Monday, February 7, 2011

I’m a fuckin nervous wreck, well not really, but I used to be!

I think it all started when I was a kid. Sunday evenings we could go to my Grand Parent’s’ for supper, usually cold plate. I’d only eat a bit of ham and lettuce and fill up on dinner rolls. There was a collapsible stool that my Nan had for many years, green. My brother and I would take turns sitting on it watching TV, my Mother would time us and we’d have to switch up. Anyways it was on these Sunday evenings sitting on that green stool eating the buttered dinner rolls that I would watch the commercials featuring kids and babies over in Africa, dying of starvation, flies crawling over them, stomachs all distended and swollen. I would sit and watch these poor helpless children and cry, cry my little heart out, every fuckin Sunday.

I remember opening cupboards in my Nan’s house and finding leftovers stored in bottom shelf, the distinct smell of jigs dinner permeating from the space below. I remember the metal plate with porcelain finish that the fresh beef was on wrapped in tin foil. You see my Grand Parents were farmers, they raised cattle as well, they once sold milk locally too. The excitement of a brand new baby calf was always something of a treat to go see. I remember the cold of the night and the breath of the cows in the barn and how the sawdust was stuck to the new born. I remember how small its nose was compared to the rest of the cows and in particular how blue it was. I loved that cow as soon as I had seen it. I wondered how it’s Mom was going to be able to take care of it.

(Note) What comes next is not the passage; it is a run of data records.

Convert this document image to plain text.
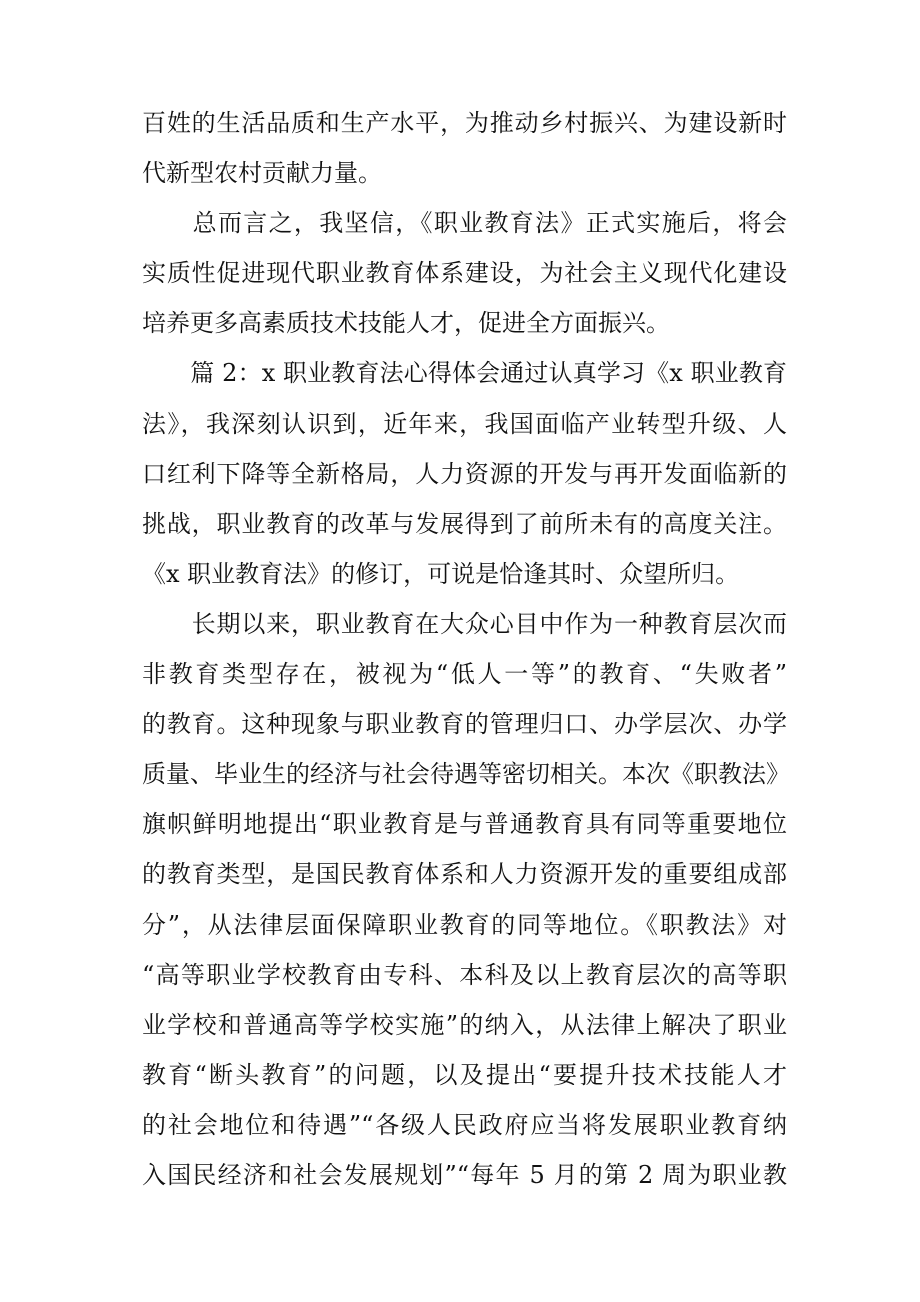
百姓的生活品质和生产水平，为推动乡村振兴、为建设新时
代新型农村贡献力量。
　　总而言之，我坚信，《职业教育法》正式实施后，将会
实质性促进现代职业教育体系建设，为社会主义现代化建设
培养更多高素质技术技能人才，促进全方面振兴。
　　篇 2：x 职业教育法心得体会通过认真学习《x 职业教育
法》，我深刻认识到，近年来，我国面临产业转型升级、人
口红利下降等全新格局，人力资源的开发与再开发面临新的
挑战，职业教育的改革与发展得到了前所未有的高度关注。
《x 职业教育法》的修订，可说是恰逢其时、众望所归。
　　长期以来，职业教育在大众心目中作为一种教育层次而
非教育类型存在，被视为“低人一等”的教育、“失败者”
的教育。这种现象与职业教育的管理归口、办学层次、办学
质量、毕业生的经济与社会待遇等密切相关。本次《职教法》
旗帜鲜明地提出“职业教育是与普通教育具有同等重要地位
的教育类型，是国民教育体系和人力资源开发的重要组成部
分”，从法律层面保障职业教育的同等地位。《职教法》对
“高等职业学校教育由专科、本科及以上教育层次的高等职
业学校和普通高等学校实施”的纳入，从法律上解决了职业
教育“断头教育”的问题，以及提出“要提升技术技能人才
的社会地位和待遇”“各级人民政府应当将发展职业教育纳
入国民经济和社会发展规划”“每年 5 月的第 2 周为职业教
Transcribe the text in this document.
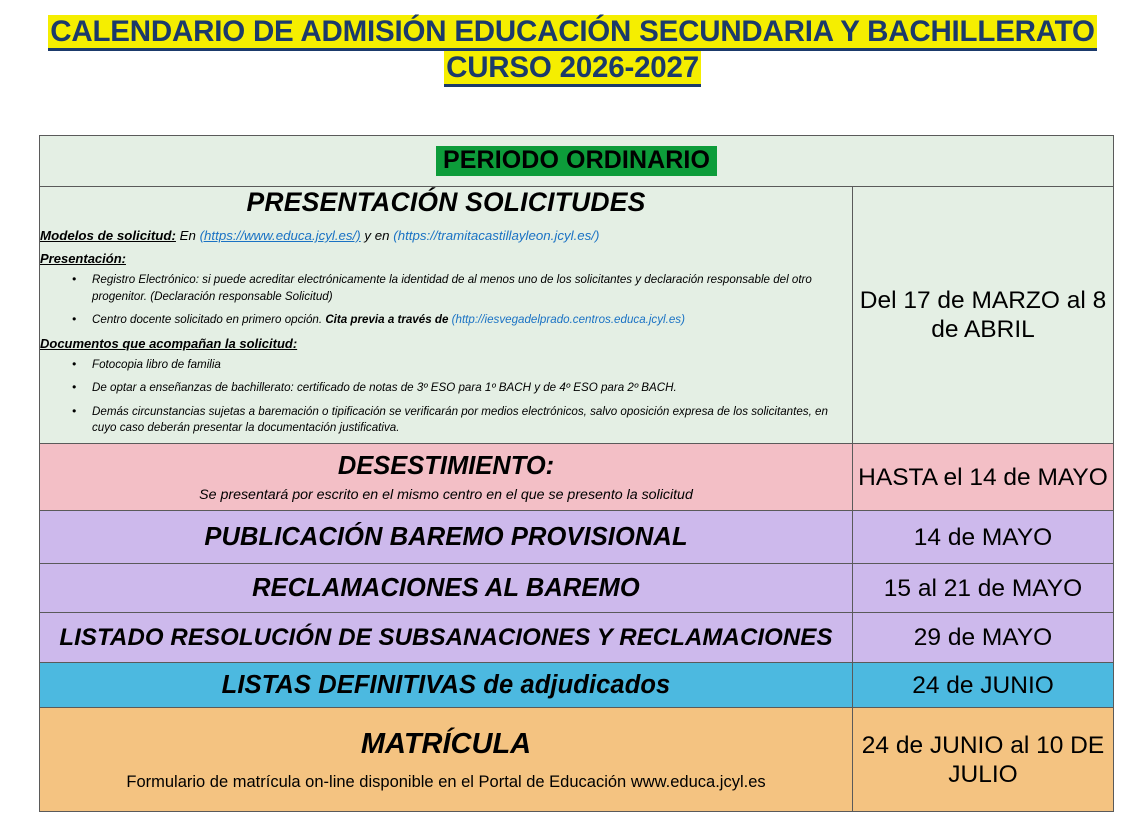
CALENDARIO DE ADMISIÓN EDUCACIÓN SECUNDARIA Y BACHILLERATO
CURSO 2026-2027
PERIODO ORDINARIO	

PRESENTACIÓN SOLICITUDES

Modelos de solicitud: En (https://www.educa.jcyl.es/) y en (https://tramitacastillayleon.jcyl.es/)

Presentación:

• Registro Electrónico: si puede acreditar electrónicamente la identidad de al menos uno de los solicitantes y declaración responsable del otro progenitor. (Declaración responsable Solicitud)
• Centro docente solicitado en primero opción. Cita previa a través de (http://iesvegadelprado.centros.educa.jcyl.es)

Documentos que acompañan la solicitud:

• Fotocopia libro de familia
• De optar a enseñanzas de bachillerato: certificado de notas de 3º ESO para 1º BACH y de 4º ESO para 2º BACH.
• Demás circunstancias sujetas a baremación o tipificación se verificarán por medios electrónicos, salvo oposición expresa de los solicitantes, en cuyo caso deberán presentar la documentación justificativa.
	Del 17 de MARZO al 8 de ABRIL

DESESTIMIENTO:
Se presentará por escrito en el mismo centro en el que se presento la solicitud	HASTA el 14 de MAYO
PUBLICACIÓN BAREMO PROVISIONAL	14 de MAYO
RECLAMACIONES AL BAREMO	15 al 21 de MAYO
LISTADO RESOLUCIÓN DE SUBSANACIONES Y RECLAMACIONES	29 de MAYO
LISTAS DEFINITIVAS de adjudicados	24 de JUNIO

MATRÍCULA
Formulario de matrícula on-line disponible en el Portal de Educación www.educa.jcyl.es	24 de JUNIO al 10 DE JULIO
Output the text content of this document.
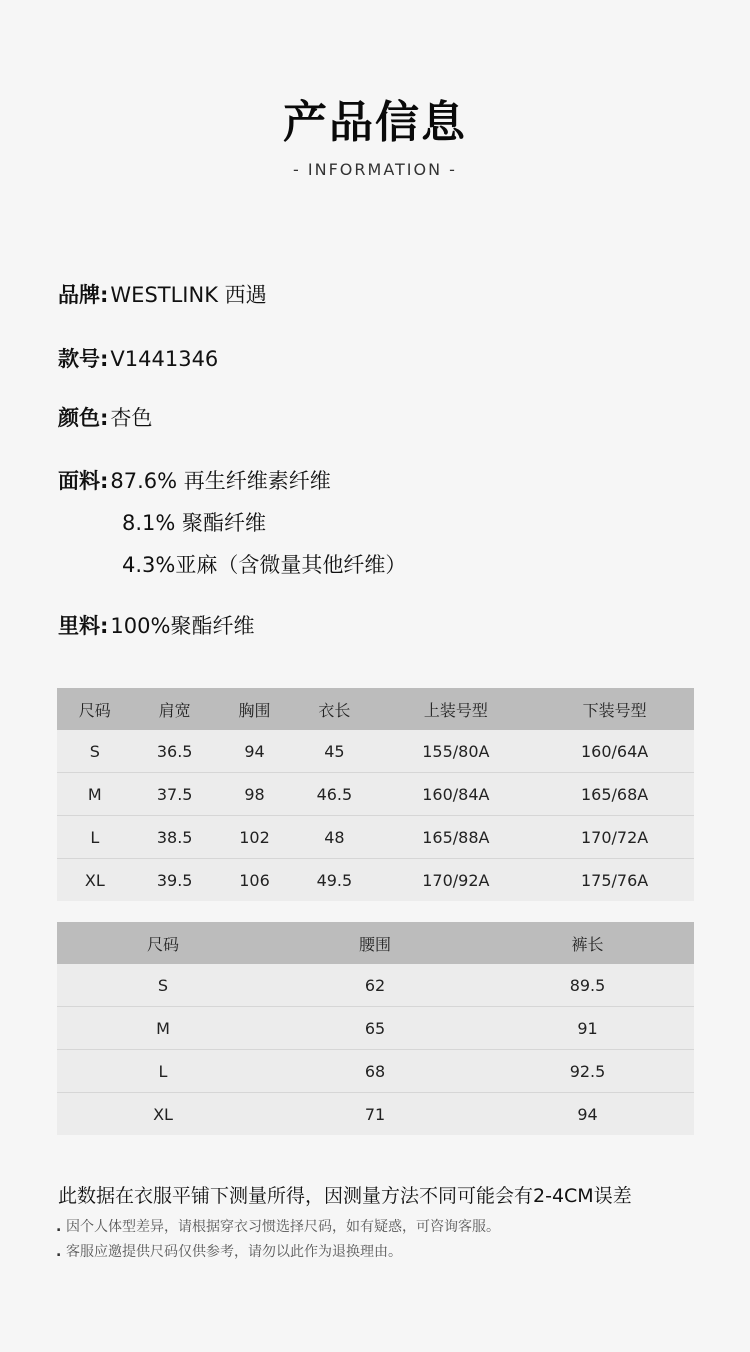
产品信息
- INFORMATION -
品牌:WESTLINK 西遇
款号:V1441346
颜色:杏色
面料:87.6% 再生纤维素纤维
8.1% 聚酯纤维
4.3%亚麻（含微量其他纤维）
里料:100%聚酯纤维
尺码	肩宽	胸围	衣长	上装号型	下装号型
S	36.5	94	45	155/80A	160/64A
M	37.5	98	46.5	160/84A	165/68A
L	38.5	102	48	165/88A	170/72A
XL	39.5	106	49.5	170/92A	175/76A
尺码	腰围	裤长
S	62	89.5
M	65	91
L	68	92.5
XL	71	94
此数据在衣服平铺下测量所得，因测量方法不同可能会有2-4CM误差
. 因个人体型差异，请根据穿衣习惯选择尺码，如有疑惑，可咨询客服。
. 客服应邀提供尺码仅供参考，请勿以此作为退换理由。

I remember riding to my Nan’s one day to get a glass of tang before riding on home that from my Cousin Colleen’s. I poured the glass after Nan took it from the cupboard and she sat down on the chair and faced me. Her voice cracked as she spoke, she said “You mustn’t be a bad boy”, She started to cry right there in front of me, it was the first time I had ever seen my Nan cry, “You have to be good to your mother, your Father is away and she needs your help”. It hit me that my Mom has a Mom and that my Mom expresses her anxieties, doubts, disappointments and hurt to the woman I call Nan. I didn’t know where this was coming from but I was sure that from now on I wasn’t only disappointing my Mother, but I was also hurting my Grandmother. I realized that day, on my slow and confusing ride back to Delaney’s Road that my actions not only affect those directly involved, but as well those around me and my loved ones. I felt a great responsibility that day; Only I didn’t know what responsibility meant at that point. I was responsible for my actions and how they affect others and sometimes the consequences of those actions are far more reaching than I could have ever imagined.